Friday, February 5, 2016

Hub Group Drops Port Trucking Operation, Cites Driver Costs

Operator withdraws from ports of Los Angeles and Long Beach after shift to employee-driver model proves too costly

Trucks entering the Port of Los Angeles, where most drivers are independent contractors.ENLARGE
Trucks entering the Port of Los Angeles, where most drivers are independent contractors. PHOTO: BLOOMBERG NEWS
LOS ANGELES— Hub Group Trucking has closed its Southern California terminal serving the ports of Los Angeles and Long Beach just over a year after converting its local fleet from independently-contracted drivers to full-time employees.
In an emailed announcement to customers last week, Hub Group Inc. Chief Executive David Yeager said the company will now employ “a core group of high-service outside carriers” to bring container loads from the ports to nearby warehouses and rail yards, a service known as drayage.

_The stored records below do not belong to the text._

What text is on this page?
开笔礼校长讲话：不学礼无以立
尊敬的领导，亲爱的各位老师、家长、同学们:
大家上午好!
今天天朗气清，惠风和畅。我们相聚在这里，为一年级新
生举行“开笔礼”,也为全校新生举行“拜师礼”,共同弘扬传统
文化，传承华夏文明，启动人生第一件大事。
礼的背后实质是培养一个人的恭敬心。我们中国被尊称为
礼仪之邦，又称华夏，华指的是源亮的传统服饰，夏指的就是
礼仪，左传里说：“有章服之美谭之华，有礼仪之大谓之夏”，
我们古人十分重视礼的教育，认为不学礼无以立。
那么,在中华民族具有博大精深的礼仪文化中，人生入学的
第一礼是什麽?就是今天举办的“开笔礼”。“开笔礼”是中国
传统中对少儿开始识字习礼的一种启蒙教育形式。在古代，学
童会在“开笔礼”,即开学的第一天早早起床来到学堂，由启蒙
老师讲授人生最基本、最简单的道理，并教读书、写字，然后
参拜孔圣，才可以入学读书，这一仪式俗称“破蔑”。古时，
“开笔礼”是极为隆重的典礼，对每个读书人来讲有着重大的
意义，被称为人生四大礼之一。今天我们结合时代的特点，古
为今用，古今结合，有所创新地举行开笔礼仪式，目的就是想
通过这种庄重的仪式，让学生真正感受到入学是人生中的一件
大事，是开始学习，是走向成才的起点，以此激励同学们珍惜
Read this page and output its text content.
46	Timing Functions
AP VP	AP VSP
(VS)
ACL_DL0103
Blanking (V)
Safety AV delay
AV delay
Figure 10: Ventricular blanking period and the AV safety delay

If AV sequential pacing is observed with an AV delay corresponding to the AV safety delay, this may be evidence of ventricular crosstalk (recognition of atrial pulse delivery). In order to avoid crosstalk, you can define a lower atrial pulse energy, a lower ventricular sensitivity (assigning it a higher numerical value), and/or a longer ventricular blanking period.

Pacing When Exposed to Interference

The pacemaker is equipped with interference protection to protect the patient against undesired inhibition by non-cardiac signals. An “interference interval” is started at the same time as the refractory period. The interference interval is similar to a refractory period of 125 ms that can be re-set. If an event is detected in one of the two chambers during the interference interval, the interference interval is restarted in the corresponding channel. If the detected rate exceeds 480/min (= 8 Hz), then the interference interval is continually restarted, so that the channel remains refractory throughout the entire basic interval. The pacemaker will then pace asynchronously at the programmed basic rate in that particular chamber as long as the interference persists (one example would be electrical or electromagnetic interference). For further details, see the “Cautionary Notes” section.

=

Since shifting its business model to use company employees as drivers 16 months ago, Mr. Yeager wrote, Hub’s costs “have been unsustainable and substantially higher than our outsourced core carriers’ costs.”
The move comes as many drayage providers at the region’s ports arecoming under pressure from groups of drivers who believe the independent contractor model that is prevalent at the port is unfair. Several drayage companies have lost million-dollar judgments before the state labor commissioner.
Still, only a handful of companies have converted to the employee model, and those companies are being closely watched by others in the trucking industry eager to see whether it can work. In the case of Hub Group, it appears to have failed.
“Despite Hub Group Trucking’s efforts to achieve a competitive cost structure in its Southern California operations,” Mr. Yeager’s email said, “it has been unable to do so.”